Remaining (and new) challenges
Beyond the standard challenges of rolling out a new protocol worldwide (getting it into browsers, getting it into servers), there are some specific challenges to HTTP/3:
Connection Negotiation: H/3 is intended to be gradually rolled out,
rather than the impossible challenge of someone flipping a switch and suddenly
everyone using H/3 exclusively instead of H/1.1 or H/2. Thus, when a browser
connects to a server, it will always try to use the most widely supported
protocol first, which is H/1.1. If the server supports H/3, it can send an
Alt-Svc
header indicating that H/3 is available, and the browser can try again
with H/3.
This is incredibly sub optimal though! The whole point of H/3 is to reduce latency, and this negotiation process adds even more latency to H/3 than even an HTTP/1.1 connection. This is why there are efforts to incorporate H/3 negotiation into the DNS response itself for a given domain, so that the browser can know how to connect to the server as part of looking up the IP address from the domain name.

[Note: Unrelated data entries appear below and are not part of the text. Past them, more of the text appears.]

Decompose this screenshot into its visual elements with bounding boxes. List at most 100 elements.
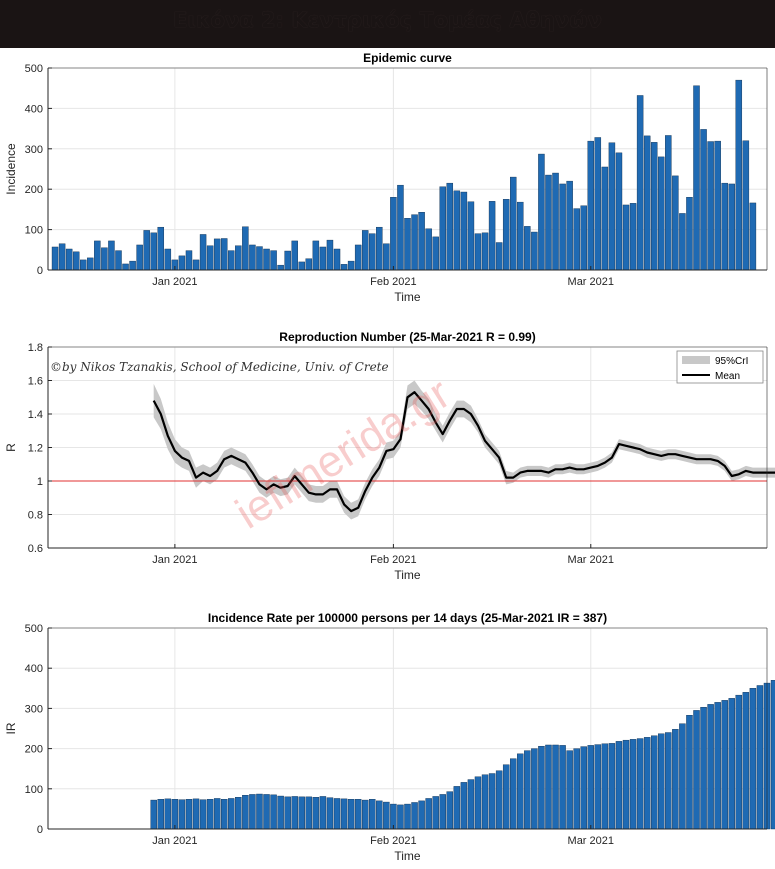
bar (277, 264, 284, 271)
bar (150, 799, 157, 830)
legend-label: Mean (715, 371, 740, 382)
bar (615, 741, 623, 830)
y-tick-label: 500 (25, 623, 43, 635)
bar (305, 258, 313, 271)
bar (446, 182, 454, 271)
bar (129, 260, 136, 271)
bar (263, 248, 270, 271)
bar (756, 685, 764, 830)
bar (665, 732, 672, 830)
bar (263, 794, 270, 830)
bar (80, 259, 87, 271)
bar (319, 246, 327, 271)
bar (545, 744, 552, 830)
bar (199, 799, 207, 830)
bar (517, 753, 524, 830)
bar (658, 733, 665, 830)
bar (481, 774, 489, 830)
bar (749, 688, 757, 830)
bar (446, 791, 454, 830)
bar (643, 737, 651, 830)
y-tick-label: 400 (25, 103, 43, 115)
bar (502, 764, 510, 830)
bar (580, 746, 587, 830)
bar (629, 739, 637, 830)
banner-title: Εικόνα 2: Κεντρικός Τομέας Αθηνών (173, 8, 602, 32)
bar (291, 796, 298, 830)
y-axis-label: R (4, 443, 18, 452)
bar (164, 248, 172, 271)
bar (488, 201, 496, 271)
bar (101, 247, 108, 271)
y-tick-label: 500 (25, 63, 43, 75)
bar (495, 770, 503, 830)
bar (425, 228, 432, 271)
x-tick-label: Mar 2021 (568, 835, 614, 847)
bar (742, 692, 750, 830)
x-tick-label: Feb 2021 (370, 554, 416, 566)
bar (206, 245, 214, 271)
bar (608, 743, 616, 830)
bar (538, 745, 545, 830)
bar (714, 140, 721, 271)
bar (319, 796, 327, 830)
y-tick-label: 1.2 (28, 443, 43, 455)
bar (383, 243, 390, 271)
bar (361, 230, 369, 271)
bar (242, 226, 249, 271)
bar (432, 236, 439, 271)
bar (312, 797, 320, 830)
bar (256, 246, 263, 271)
bar (650, 735, 658, 830)
y-axis-label: Incidence (4, 143, 18, 195)
bar (735, 694, 743, 830)
bar (622, 204, 630, 271)
bar (573, 208, 580, 271)
bar (354, 244, 362, 271)
bar (58, 243, 66, 271)
credible-interval-band (153, 380, 775, 520)
bar (495, 242, 503, 271)
bar (270, 250, 277, 271)
bar (256, 793, 263, 830)
bar (340, 798, 348, 830)
bar (199, 234, 207, 271)
bar (721, 700, 728, 830)
bar (439, 186, 446, 271)
bar (72, 251, 80, 271)
bar (538, 153, 545, 271)
bar (277, 795, 284, 830)
bar (531, 231, 538, 271)
bar (270, 794, 277, 830)
bar (524, 226, 531, 271)
bar (178, 799, 186, 830)
bar (552, 172, 559, 271)
bar (672, 175, 679, 271)
bar (686, 197, 693, 271)
bar (361, 799, 369, 830)
banner: Εικόνα 2: Κεντρικός Τομέας Αθηνών (0, 0, 775, 48)
bar (284, 796, 291, 830)
bar (404, 218, 411, 271)
bar (298, 796, 305, 830)
reproduction-number-chart: 95%CrI Mean ©by Nikos Tzanakis, School of … (4, 330, 775, 582)
bar (390, 197, 397, 271)
bar (383, 801, 390, 830)
bar (531, 748, 538, 830)
chart-title: Epidemic curve (363, 51, 452, 65)
bar (235, 245, 242, 271)
mean-line (152, 391, 775, 513)
bar (411, 802, 418, 830)
bar (566, 180, 573, 271)
bar (517, 201, 524, 271)
bar (700, 129, 707, 271)
x-axis-label: Time (394, 290, 421, 304)
bar (608, 142, 616, 271)
bar (249, 244, 256, 271)
bar (94, 240, 101, 271)
bar (629, 203, 637, 271)
bar (418, 800, 425, 830)
bar (686, 715, 693, 830)
bar (192, 259, 200, 271)
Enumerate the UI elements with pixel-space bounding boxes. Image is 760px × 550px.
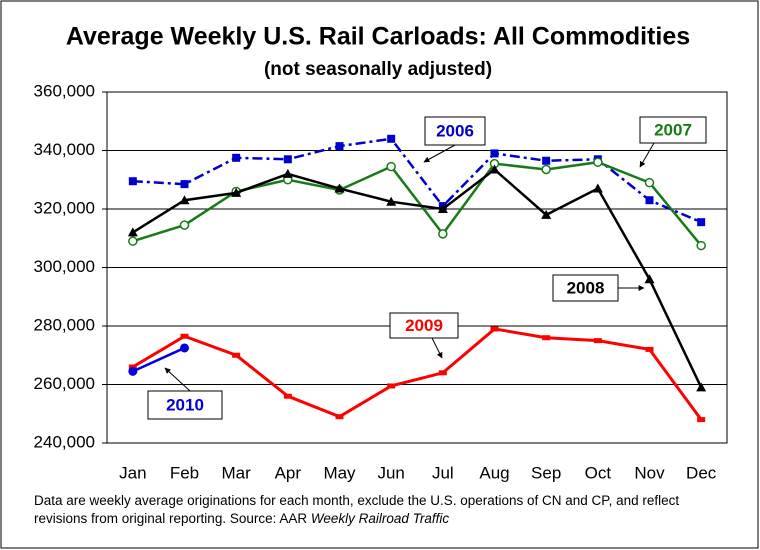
marker [696,382,707,392]
marker [593,157,603,167]
y-tick-label: 320,000 [34,198,95,217]
marker [644,177,655,188]
series-line [132,160,703,247]
x-tick-label: Dec [686,463,717,482]
x-tick-label: Apr [275,463,302,482]
x-tick-label: Jan [119,463,146,482]
legend-box [424,116,486,146]
x-tick-label: Oct [585,463,612,482]
marker [437,204,448,213]
legend-arrow [164,367,191,392]
marker [180,333,189,339]
y-tick-label: 360,000 [34,81,95,100]
legend-label: 2010 [166,395,204,414]
marker [490,326,499,332]
note: Data are weekly average originations for… [34,492,734,528]
marker [541,209,552,219]
legend-label: 2009 [405,316,443,335]
x-tick-label: Mar [222,463,252,482]
marker [232,153,241,162]
y-tick-label: 340,000 [34,140,95,159]
series-line [132,327,703,421]
marker [180,180,189,189]
legend-label: 2008 [567,278,605,297]
y-tick-label: 280,000 [34,315,95,334]
x-tick-label: Sep [531,463,561,482]
marker [128,366,138,376]
marker [697,417,706,423]
marker [283,393,292,399]
marker [438,370,447,376]
y-tick-label: 260,000 [34,374,95,393]
marker [334,183,345,193]
marker [645,346,654,352]
marker [128,177,137,186]
note-text: Data are weekly average originations for… [34,493,680,526]
marker [386,161,396,172]
marker [231,187,242,197]
x-tick-label: Nov [634,463,665,482]
marker [179,220,190,230]
legend-box [147,390,223,420]
x-tick-label: Jul [432,463,454,482]
plot-border [106,91,728,444]
marker [542,156,551,165]
marker [387,383,396,389]
marker [697,218,706,227]
marker [387,134,396,143]
legend-box [639,116,707,144]
marker [438,229,448,239]
series-line [132,167,703,388]
marker [127,227,138,237]
y-tick-label: 300,000 [34,257,95,276]
marker [542,335,551,341]
x-tick-label: Jun [377,463,404,482]
marker [490,149,499,158]
legend-arrow [431,337,443,359]
marker [489,164,500,174]
marker [283,155,292,164]
chart-subtitle: (not seasonally adjusted) [264,59,492,80]
marker [592,183,603,193]
series-line [132,346,186,373]
note-source: Weekly Railroad Traffic [310,511,450,526]
x-tick-label: Feb [170,463,199,482]
marker [335,414,344,420]
legend-label: 2006 [436,121,474,140]
marker [128,236,138,246]
marker [282,168,293,178]
marker [645,196,654,205]
legend-box [389,312,459,339]
chart-title: Average Weekly U.S. Rail Carloads: All C… [66,23,690,51]
marker [541,164,551,175]
legend-label: 2007 [654,120,692,139]
marker [335,142,344,151]
legend-arrow [639,142,655,168]
marker [386,196,397,206]
legend-box [552,274,619,302]
x-tick-label: May [323,463,356,482]
marker [179,195,190,205]
marker [696,240,706,251]
marker [593,338,602,344]
x-tick-label: Aug [479,463,509,482]
legend-arrow [423,144,456,163]
marker [232,352,241,358]
y-tick-label: 240,000 [34,432,95,451]
marker [180,343,189,353]
marker [644,274,655,284]
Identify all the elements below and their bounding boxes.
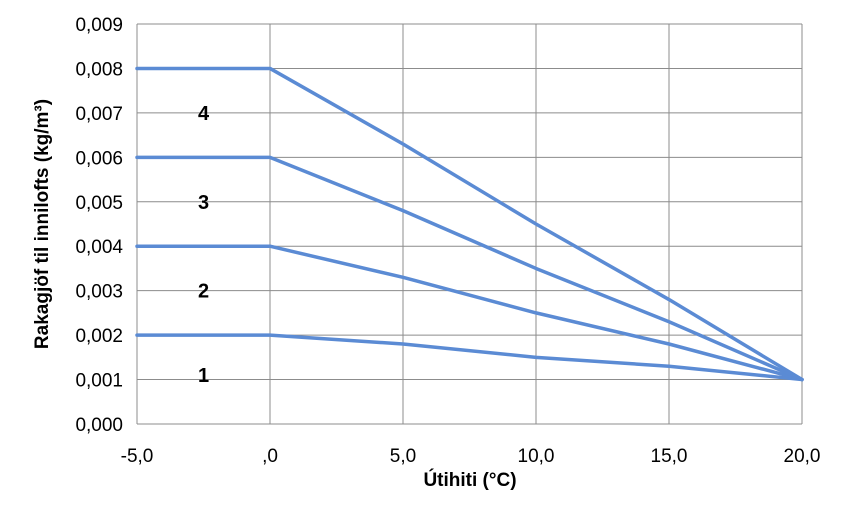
y-tick-label: 0,005: [75, 193, 123, 214]
series-line-3: [135, 155, 804, 382]
series-lines: [135, 66, 804, 382]
y-tick-label: 0,004: [75, 237, 123, 258]
y-tick-label: 0,009: [75, 15, 123, 36]
x-tick-label: 10,0: [518, 446, 555, 467]
x-axis-title: Útihiti (°C): [423, 469, 516, 491]
series-line-4: [135, 66, 804, 382]
y-tick-label: 0,006: [75, 148, 123, 169]
region-label: 1: [198, 365, 209, 387]
y-tick-label: 0,003: [75, 282, 123, 303]
y-tick-label: 0,001: [75, 371, 123, 392]
x-tick-label: 15,0: [651, 446, 688, 467]
series-line-1: [135, 333, 804, 382]
x-tick-label: 5,0: [390, 446, 416, 467]
y-tick-label: 0,007: [75, 104, 123, 125]
y-tick-label: 0,000: [75, 415, 123, 436]
y-axis-title: Rakagjöf til innilofts (kg/m³): [32, 99, 53, 349]
grid: [136, 23, 803, 425]
region-labels: 1 2 3 4: [198, 103, 210, 387]
y-tick-label: 0,002: [75, 326, 123, 347]
region-label: 4: [198, 103, 210, 125]
y-tick-label: 0,008: [75, 59, 123, 80]
region-label: 3: [198, 192, 209, 214]
x-tick-label: -5,0: [121, 446, 154, 467]
x-tick-label: 20,0: [784, 446, 821, 467]
x-tick-label: ,0: [262, 446, 278, 467]
x-axis-ticks: -5,0 ,0 5,0 10,0 15,0 20,0: [121, 446, 821, 467]
region-label: 2: [198, 281, 209, 303]
series-line-2: [135, 244, 804, 382]
y-axis-ticks: 0,000 0,001 0,002 0,003 0,004 0,005 0,006 0,007…: [75, 15, 123, 436]
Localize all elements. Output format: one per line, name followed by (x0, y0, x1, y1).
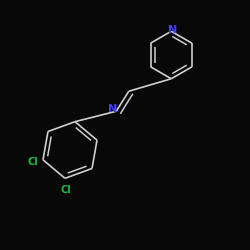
Text: N: N (108, 104, 117, 114)
Text: N: N (168, 25, 177, 35)
Text: Cl: Cl (28, 157, 38, 167)
Text: Cl: Cl (61, 185, 72, 195)
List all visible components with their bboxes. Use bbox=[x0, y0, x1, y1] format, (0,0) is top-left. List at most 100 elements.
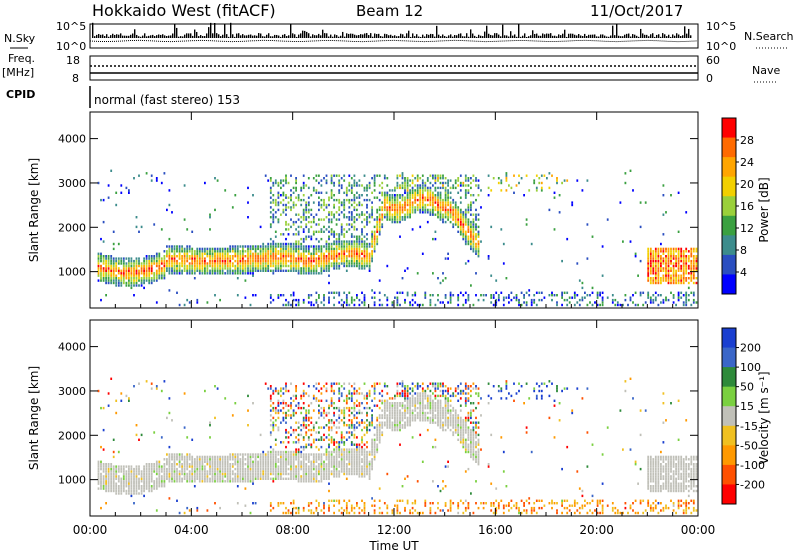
power-cell bbox=[292, 255, 295, 258]
power-cell bbox=[396, 206, 399, 209]
velocity-cell bbox=[209, 455, 211, 459]
nsky-bar bbox=[178, 36, 180, 38]
nsky-bar bbox=[674, 35, 676, 38]
power-cell bbox=[634, 255, 637, 258]
power-cell bbox=[687, 286, 690, 290]
power-cell bbox=[112, 279, 115, 282]
power-cell bbox=[244, 296, 247, 299]
velocity-cell bbox=[107, 482, 110, 485]
power-cell bbox=[475, 247, 477, 251]
power-cell bbox=[297, 264, 300, 268]
power-cell bbox=[649, 255, 652, 258]
power-cell bbox=[287, 242, 290, 246]
velocity-cell bbox=[340, 433, 343, 437]
power-cell bbox=[381, 223, 384, 226]
power-cell bbox=[236, 264, 239, 268]
velocity-cell bbox=[307, 438, 310, 441]
power-cell bbox=[396, 177, 399, 180]
power-cell bbox=[439, 181, 442, 185]
nsky-bar bbox=[344, 36, 346, 38]
velocity-cell bbox=[252, 467, 254, 471]
power-cell bbox=[566, 237, 569, 241]
velocity-cell bbox=[236, 480, 239, 483]
power-cell bbox=[133, 281, 135, 285]
power-cell bbox=[264, 269, 267, 272]
power-cell bbox=[196, 264, 199, 268]
power-cell bbox=[535, 303, 538, 307]
power-cell bbox=[429, 198, 432, 202]
power-cell bbox=[361, 220, 363, 224]
power-cell bbox=[467, 220, 470, 224]
velocity-cell bbox=[277, 404, 280, 407]
power-cell bbox=[409, 179, 411, 182]
power-cell bbox=[404, 186, 406, 190]
power-cell bbox=[107, 184, 110, 187]
power-cell bbox=[371, 213, 373, 216]
power-cell bbox=[277, 191, 280, 194]
velocity-cell bbox=[112, 472, 115, 476]
velocity-cell bbox=[236, 460, 239, 463]
power-cell bbox=[297, 269, 300, 272]
velocity-cell bbox=[247, 470, 249, 473]
power-cell bbox=[411, 196, 414, 199]
nsky-bar bbox=[572, 33, 574, 38]
power-cell bbox=[138, 174, 140, 177]
velocity-cell bbox=[307, 465, 310, 468]
velocity-cell bbox=[338, 421, 341, 424]
power-cell bbox=[231, 262, 234, 265]
velocity-cell bbox=[178, 480, 181, 483]
power-cell bbox=[437, 201, 439, 204]
power-cell bbox=[307, 235, 310, 238]
power-cell bbox=[176, 272, 178, 275]
velocity-cell bbox=[277, 399, 280, 402]
power-cell bbox=[434, 181, 437, 185]
power-cell bbox=[280, 242, 282, 246]
power-cell bbox=[122, 257, 125, 260]
power-cell bbox=[599, 294, 601, 297]
power-cell bbox=[690, 252, 693, 255]
power-cell bbox=[419, 189, 422, 192]
power-cell bbox=[305, 267, 308, 270]
velocity-cell bbox=[323, 385, 325, 388]
power-cell bbox=[345, 255, 348, 258]
power-cell bbox=[163, 264, 166, 268]
power-cell bbox=[318, 223, 320, 226]
velocity-cell bbox=[181, 467, 183, 471]
nsky-bar bbox=[602, 34, 604, 38]
velocity-cell bbox=[292, 477, 295, 480]
nsky-bar bbox=[184, 34, 186, 38]
power-cell bbox=[120, 191, 123, 194]
power-cell bbox=[323, 296, 325, 299]
power-cell bbox=[599, 303, 601, 307]
power-cell bbox=[153, 262, 156, 265]
power-cell bbox=[264, 264, 267, 268]
velocity-cell bbox=[269, 472, 272, 476]
velocity-cell bbox=[155, 470, 158, 473]
power-cell bbox=[282, 269, 285, 272]
power-cell bbox=[404, 177, 406, 180]
velocity-cell bbox=[107, 470, 110, 473]
power-cell bbox=[690, 255, 693, 258]
power-cell bbox=[649, 296, 652, 299]
power-cell bbox=[312, 303, 315, 307]
power-cell bbox=[551, 291, 553, 294]
power-cell bbox=[249, 245, 252, 248]
power-cell bbox=[540, 189, 543, 192]
velocity-cell bbox=[224, 470, 227, 473]
power-cell bbox=[168, 269, 171, 272]
velocity-cell bbox=[320, 392, 323, 395]
power-cell bbox=[300, 220, 303, 224]
velocity-cell bbox=[252, 463, 254, 466]
velocity-cell bbox=[348, 511, 351, 515]
velocity-cell bbox=[168, 397, 171, 400]
nsky-bar bbox=[370, 33, 372, 38]
power-cell bbox=[401, 172, 404, 175]
power-cell bbox=[97, 257, 100, 260]
power-cell bbox=[226, 247, 229, 251]
velocity-cell bbox=[115, 477, 118, 480]
velocity-cell bbox=[310, 475, 313, 478]
power-cell bbox=[209, 250, 211, 253]
velocity-cell bbox=[231, 472, 234, 476]
velocity-cell bbox=[150, 477, 153, 480]
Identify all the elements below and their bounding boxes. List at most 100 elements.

Middleboxes are also a problem. Many networks have devices that inspect and modify traffic (firewalls, proxies, etc.). Much like with H/2, these devices may not understand QUIC, which could lead to connection failures or degraded performance. The problem is worse for HTTP/3 though, as many of these middleboxes are not equipped to handle UDP traffic, which QUIC uses.
The main benefit of UDP
Because QUIC and the HTTP/3 protocol are being used in tandem to deliver messages from different request and response streams, the “single in order byte stream” guarantee from TCP does not apply, and the HTTP/3 layer can continue processing incoming packets for other streams while waiting for lost messages to be resent. In this situation, only the specific stream that lost packets has to wait for the retransmission, and the others can still be processed.